L'argus. Avez-vous une réelle volonté de développer la marque Lexus en France ?

T. L. Oui, dans la mesure où il existe une logique économique. Dans les deux ou trois ans qui viennent, nous espérons atteindre 1 500 ou 2 000 voitures. Il faut donc que le réseau soit calibré pour immatriculer 2 000 voitures de haut de gamme. Or, l'investissement pour une concession Lexus est beaucoup plus élevé que pour une concession classique de marque généraliste. Les seuils de rentabilité sont beaucoup plus élevés. C'est pourquoi nous ciblons une dizaine de villes en France pour y installer des concessionnaires. Chaque fois qu'il y a aura viabilité économique, il s'agira d'entités séparées. Les autres affaires seront vraisemblablement des magasins d'exposition Lexus, adossés à une structure Toyota ou, dans les villes plus petites, il s'agira d'une extension du show-room Toyota. La première concession exclusive Lexus, appartenant au groupe Sivam, va ouvrir début janvier à Levallois pour couvrir la région parisienne.

L'argus. Vous avez lancé, avec la Yaris, une formule originale, baptisée la Combinaison Toyota, qui regroupe le financement, l'entretien et l'assurance. Quel bilan pouvez-vous en tirer ?

T. L. Avec Combinaison Toyota, nous essayons de simplifier la vie du client. Les résultats sont plus qu'encourageants. En effet, 30 % des acheteurs de Yaris ont adopté cette formule, parfois partiellement - sans l'assurance, par exemple. Mais 20 % avaient pris la combinaison complète. Fort de ce succès, nous envisageons de développer la formule sur d'autres lignes de produits : Corolla, Avensis et Pic Nic. Vous avez ainsi un Pic Nic pour moins de 2 000 francs par mois, assuré tous risques, entretien jusqu'à 60 000 km, et garantie pendant trois ans comprise. Dans trois ans, le client ramènera sa voiture chez son concessionnaire, qui la reprendra (NDLR : l'option d'achat à la fin des trois ans du contrat est fixée à 45 % du prix pour la Yaris, et de 40 % à 45 % pour les autres modèles), et il repartira avec une autre Toyota. Je pense que cette formule pourrait aussi s'étendre à certains véhicules d'occasion.

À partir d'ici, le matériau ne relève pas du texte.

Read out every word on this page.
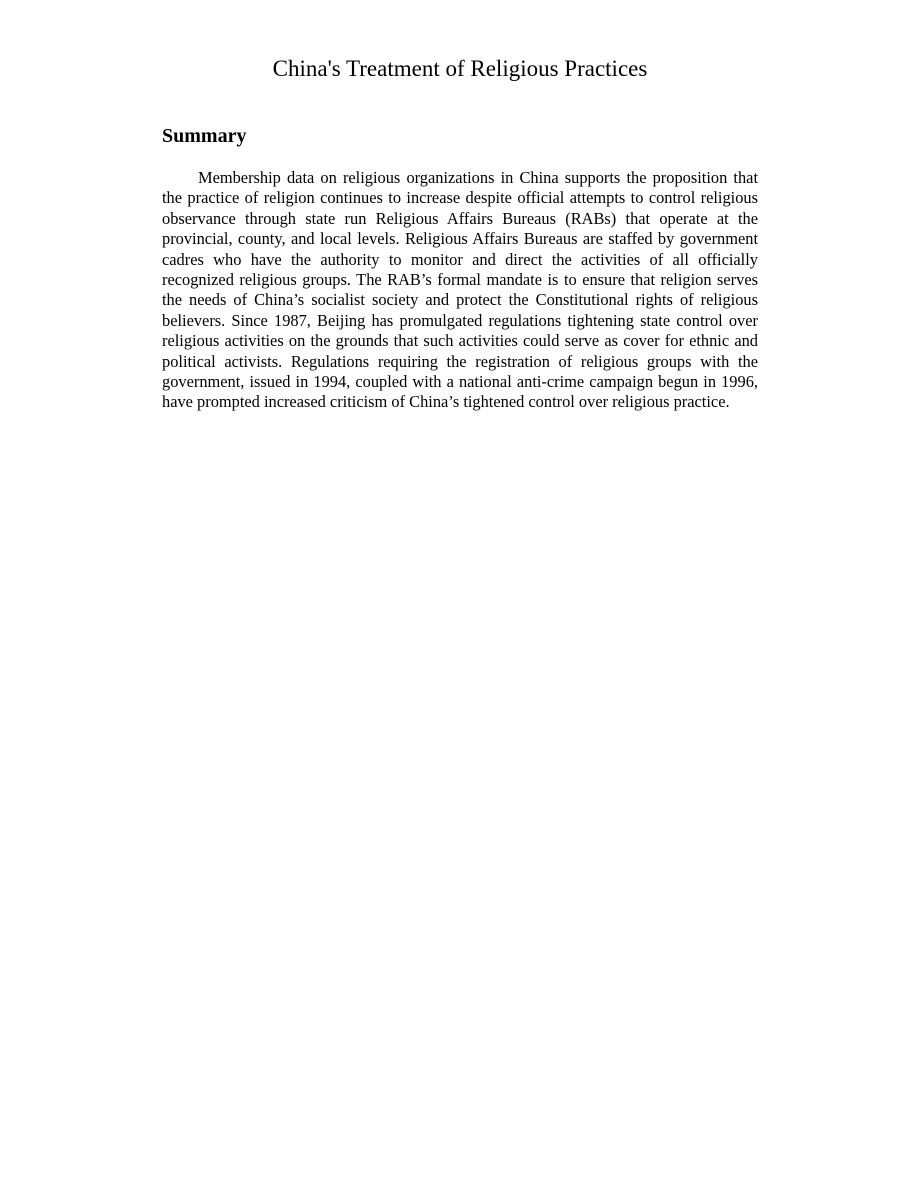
China's Treatment of Religious Practices
Summary

Membership data on religious organizations in China supports the proposition that the practice of religion continues to increase despite official attempts to control religious observance through state run Religious Affairs Bureaus (RABs) that operate at the provincial, county, and local levels. Religious Affairs Bureaus are staffed by government cadres who have the authority to monitor and direct the activities of all officially recognized religious groups. The RAB’s formal mandate is to ensure that religion serves the needs of China’s socialist society and protect the Constitutional rights of religious believers. Since 1987, Beijing has promulgated regulations tightening state control over religious activities on the grounds that such activities could serve as cover for ethnic and political activists. Regulations requiring the registration of religious groups with the government, issued in 1994, coupled with a national anti-crime campaign begun in 1996, have prompted increased criticism of China’s tightened control over religious practice.
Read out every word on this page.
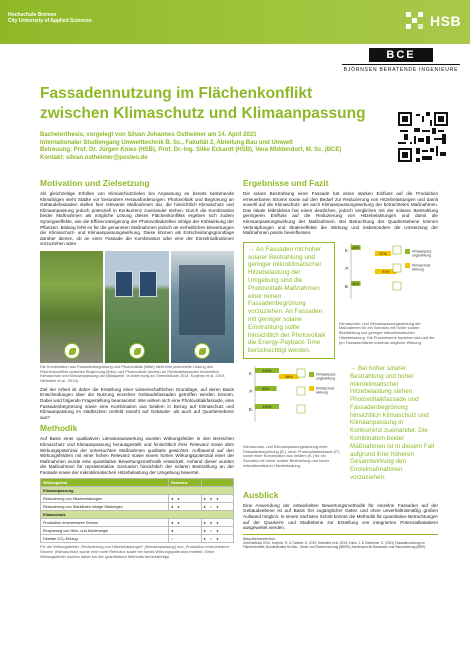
Hochschule Bremen
City University of Applied Sciences	HSB
BCE
BJÖRNSEN BERATENDE INGENIEURE
Fassadennutzung im Flächenkonflikt zwischen Klimaschutz und Klimaanpassung
Bachelorthesis, vorgelegt von Silvan Johannes Ostheimer am 14. April 2021
Internationaler Studiengang Umwelttechnik B. Sc., Fakultät 2, Abteilung Bau und Umwelt
Betreuung: Prof. Dr. Jürgen Knies (HSB), Prof. Dr.-Ing. Silke Eckardt (HSB), Vera Middendorf, M. Sc. (BCE)
Kontakt: silvan.ostheimer@posteo.de
Motivation und Zielsetzung

Als gleichzeitige Erfüllen von Klimaschutzzielen bei Anpassung an bereits bestehende Klimafolgen steht Städte vor besondere Herausforderungen. Photovoltaik und Begrünung an Gebäudefassaden stellen hier relevante Maßnahmen dar, die hinsichtlich Klimaschutz und Klimaanpassung jedoch potenziell in Konkurrenz zueinander stehen. Durch die Kombination beider Maßnahmen als mögliche Lösung dieses Flächenkonflikts ergeben sich zudem Synergieeffekte, wie die Effizienzsteigerung der Photovoltaikzellen infolge der Kühlwirkung der Pflanzen. Bislang fehlt es für die genannten Maßnahmen jedoch an einheitlichen Bewertungen der Klimaschutz- und Klimaanpassungswirkung. Diese können als Entscheidungsgrundlage darüber dienen, ob an einer Fassade die Kombination oder eine der Einzelmaßnahmen vorzuziehen wäre.

Die Kombination aus Fassadenbegrünung und Photovoltaik (Mitte) stellt eine potenzielle Lösung des Flächenkonflikts zwischen Begrünung (links) und Photovoltaik (rechts) an Gebäudefassaden hinsichtlich Klimaschutz und Klimaanpassung dar (Bildquelle: In Anlehnung an GreenfaSolar 2014, Korjenic et al. 2019, Heinstein et al., 2013).

Ziel der Arbeit ist daher die Erstellung einer wissenschaftlichen Grundlage, auf deren Basis Entscheidungen über die Nutzung einzelner Gebäudefassaden getroffen werden können. Dabei wird folgende Fragestellung beantwortet: Wie wirken sich eine Photovoltaikfassade, eine Fassadenbegrünung sowie eine Kombination aus beidem in Bezug auf Klimaschutz und Klimaanpassung im städtischen Umfeld sowohl auf Gebäude- als auch auf Quartiersebene aus?

Methodik

Auf Basis einer qualitativen Literaturauswertung wurden Wirkungsfelder in den Bereichen Klimaschutz und Klimaanpassung herausgestellt und hinsichtlich ihrer Relevanz sowie dem Wirkungspotenzial der untersuchten Maßnahmen qualitativ gewichtet. Aufbauend auf den Wirkungsfeldern mit einer hohen Relevanz sowie einem hohen Wirkungspotenzial einer der Maßnahmen wurde eine quantitative Bewertungsmethodik entwickelt. Anhand dieser wurden die Maßnahmen für repräsentative Szenarien hinsichtlich der solaren Bestrahlung an der Fassade sowie der mikroklimatischen Hitzebelastung der Umgebung bewertet.

Wirkungsfeld	Relevanz	
Klimaanpassung		
Reduzierung von Hitzebelastungen	● ●	● ● ●
Reduzierung von Starkfluten infolge Starkregen	● ●	● ○ ●
Klimaschutz		
Produktion erneuerbaren Stroms	● ●	● ● ●
Einsparung von Heiz- und Kühlenergie	●	● ○ ●
Direkter CO₂-Entzug	○	● ○ ●
Für die Wirkungsfelder „Reduzierung von Hitzebelastungen" (Klimaanpassung) und „Produktion erneuerbaren Stroms" (Klimaschutz) wurde eine hohe Relevanz sowie ein hohes Wirkungspotenzial ermittelt. Diese Wirkungsfelder wurden daher bei der quantitativen Methodik berücksichtigt.
Ergebnisse und Fazit

Die solare Bestrahlung einer Fassade hat einen starken Einfluss auf die Produktion erneuerbaren Stroms sowie auf den Bedarf zur Reduzierung von Hitzebelastungen und damit sowohl auf die Klimaschutz- als auch Klimaanpassungswirkung der betrachteten Maßnahmen. Das lokale Mikroklima hat einen deutlichen, jedoch verglichen mit der solaren Bestrahlung geringeren Einfluss auf die Reduzierung von Hitzebelastungen und damit die Klimaanpassungswirkung der Maßnahmen. Bei Betrachtung der Quartiersebene können Verknüpfungen und Skaleneffekte die Wirkung und insbesondere die Umsetzung der Maßnahmen positiv beeinflussen.

→ An Fassaden mit hoher solarer Bestrahlung und geringer mikroklimatischer Hitzebelastung der Umgebung sind die Photovoltaik-Maßnahmen einer reinen Fassadenbegrünung vorzuziehen. An Fassaden mit geringer solarer Einstrahlung sollte hinsichtlich der Photovoltaik die Energy-Payback-Time berücksichtigt werden.
K.
40%
67%
P.
91%
B.
40%
Klimaanpass
ungswirkung
Klimaschutz
wirkung
Klimaschutz- und Klimaanpassungswirkung der Maßnahmen für ein Szenario mit hoher solarer Bestrahlung und geringer mikroklimatischen Hitzebelastung. Die Prozentwerte beziehen sich auf die pro Fassadenfläche maximal mögliche Wirkung.
K.
100%
84%
P.
90%
B.
100%
Klimaanpass
ungswirkung
Klimaschutz
wirkung
Klimaschutz- und Klimaanpassungswirkung einer Fassadenbegrünung (B.), einer Photovoltaikfassade (P.) sowie einer Kombination aus beidem (K.) für ein Szenario mit hoher solarer Bestrahlung und hoher mikroklimatischer Hitzebelastung.
→ Bei hoher solarer Bestrahlung und hoher mikroklimatischer Hitzebelastung stehen Photovoltaikfassade und Fassadenbegrünung hinsichtlich Klimaschutz und Klimaanpassung in Konkurrenz zueinander. Die Kombination beider Maßnahmen ist in diesem Fall aufgrund ihrer höheren Gesamtwirkung den Einzelmaßnahmen vorzuziehen.
Ausblick

Eine Anwendung der entwickelten Bewertungsmethodik für einzelne Fassaden auf der Gebäudeebene ist auf Basis frei zugänglicher Daten und ohne unverhältnismäßig großen Aufwand möglich. In einem nächsten Schritt könnte die Methodik für quantitative Betrachtungen auf der Quartiers- und Stadtebene zur Erstellung von integrierten Potenzialkatastern ausgeweitet werden.

Bildquellenverzeichnis:
GreenfaSolar 2014; Korjenic, R. & Tudiwer, D. 2019; Heinstein et al. 2013; Knies, J. & Ostheimer, S. (2021) Fassadennutzung im Flächenkonflikt; Bundesinstitut für Bau-, Stadt- und Raumforschung (BBSR); Bundesamt für Bauwesen und Raumordnung (BBR).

L'argus. General Motors et Ford testent aux Etats-Unis de nouvelles approches de la distribution d'automobiles, qui, si elles sont validées, pourraient être extrapolées à l'ensemble de la planète. Que fait Toyota ?

T. L. Nous croyons toujours à une forme de distribution très proche de ce que nous connaissons aujourd'hui. Nous n'allons pas chercher à réinventer la roue, mais simplement à sécuriser le tissu de distribution existant aujourd'hui. A priori, c'est encore le meilleur système qui puisse exister. Reste à savoir comment le gérer en dehors de la protection d'un règlement d'exception. Différentes approches sont tentées par les constructeurs, comme prendre le contrôle de l'immobilier ou prendre le contrôle de la totalité de la distribution sur certains secteurs, etc. Chez Toyota, nous réfléchissons à la façon de protéger le réseau de distribution, quelle que soit la réglementation future. Les concessionnaires seront tenus au courant dès que nous serons prêts.